Citant un rapport publié en décembre 2024, par la Fondation Friedrich Ebert, reposant sur une enquête menée auprès de représentants syndicaux affiliés à UNI Europa dans 32 pays, l’étude souligne que 20 % des syndicats ont déclaré avoir conclu un accord collectif traitant de l’IA au niveau de l’entreprise ou de la branche, tandis que 42 % ont indiqué qu’ils participaient à des discussions ou à des négociations dans le cadre du dialogue social sur des questions liées à l’IA.

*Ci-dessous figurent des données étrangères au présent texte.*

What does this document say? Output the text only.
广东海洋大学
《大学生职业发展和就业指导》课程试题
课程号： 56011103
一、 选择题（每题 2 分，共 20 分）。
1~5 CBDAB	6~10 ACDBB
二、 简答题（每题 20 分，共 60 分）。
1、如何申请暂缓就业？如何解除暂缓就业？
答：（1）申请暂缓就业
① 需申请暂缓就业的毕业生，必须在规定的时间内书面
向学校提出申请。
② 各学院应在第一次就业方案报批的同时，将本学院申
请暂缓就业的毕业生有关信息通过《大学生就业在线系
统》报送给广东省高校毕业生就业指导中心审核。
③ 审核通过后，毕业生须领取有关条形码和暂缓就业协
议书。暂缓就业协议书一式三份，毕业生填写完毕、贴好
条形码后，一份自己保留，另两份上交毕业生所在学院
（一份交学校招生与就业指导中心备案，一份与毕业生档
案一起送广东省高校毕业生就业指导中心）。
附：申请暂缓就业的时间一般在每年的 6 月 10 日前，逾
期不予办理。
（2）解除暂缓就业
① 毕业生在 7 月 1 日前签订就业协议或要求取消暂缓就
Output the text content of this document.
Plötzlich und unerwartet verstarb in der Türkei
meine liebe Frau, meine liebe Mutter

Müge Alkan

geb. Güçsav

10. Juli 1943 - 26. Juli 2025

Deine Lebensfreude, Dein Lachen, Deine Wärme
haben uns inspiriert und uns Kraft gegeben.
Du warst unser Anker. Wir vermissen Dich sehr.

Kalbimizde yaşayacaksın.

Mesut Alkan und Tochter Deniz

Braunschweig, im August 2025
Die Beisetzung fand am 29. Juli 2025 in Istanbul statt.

Par ailleurs, deux déclarations communes sur l’IA ont été adoptées au niveau du dialogue social européen, l’une dans le secteur bancaire, en mars 2024, et l’autre dans les assurances, en mars 2021. « Ces textes ont été des sources d’inspiration pour la négociation d’entreprise et de branche au niveau national », relève l’étude. Ainsi, des exemples de négociations collectives sur l’IA ont été signalés en Italie au niveau intersectoriel, en Belgique et en Irlande au niveau sectoriel, et au Danemark au niveau des entreprises. En Espagne, il existe des exemples de négociations collectives sur l’IA à ces trois niveaux.
Une désignation de responsables de l’IA dans les entreprises
Par exemple, l’accord intersectoriel italien du 15 avril 2024 a modifié la convention collective nationale couvrant notamment le commerce et certains services en imposant aux entreprises de créer deux nouvelles fonctions chargées de gérer et de coordonner l’introduction des outils d’intelligence artificielle dans l’entreprise, de manière constructive et responsable. Ainsi, les entreprises doivent désigner un responsable senior de la gestion et de la coordination de l’IA et un expert en éthique de l’IA et en responsabilité qui auront pour objectif d’évaluer l’impact que l’introduction de l’IA pourrait avoir dans l’entreprise, en contrôlant le risque de remplacement pour les tâches les plus concernées, en essayant de valoriser au maximum chaque ressource humaine.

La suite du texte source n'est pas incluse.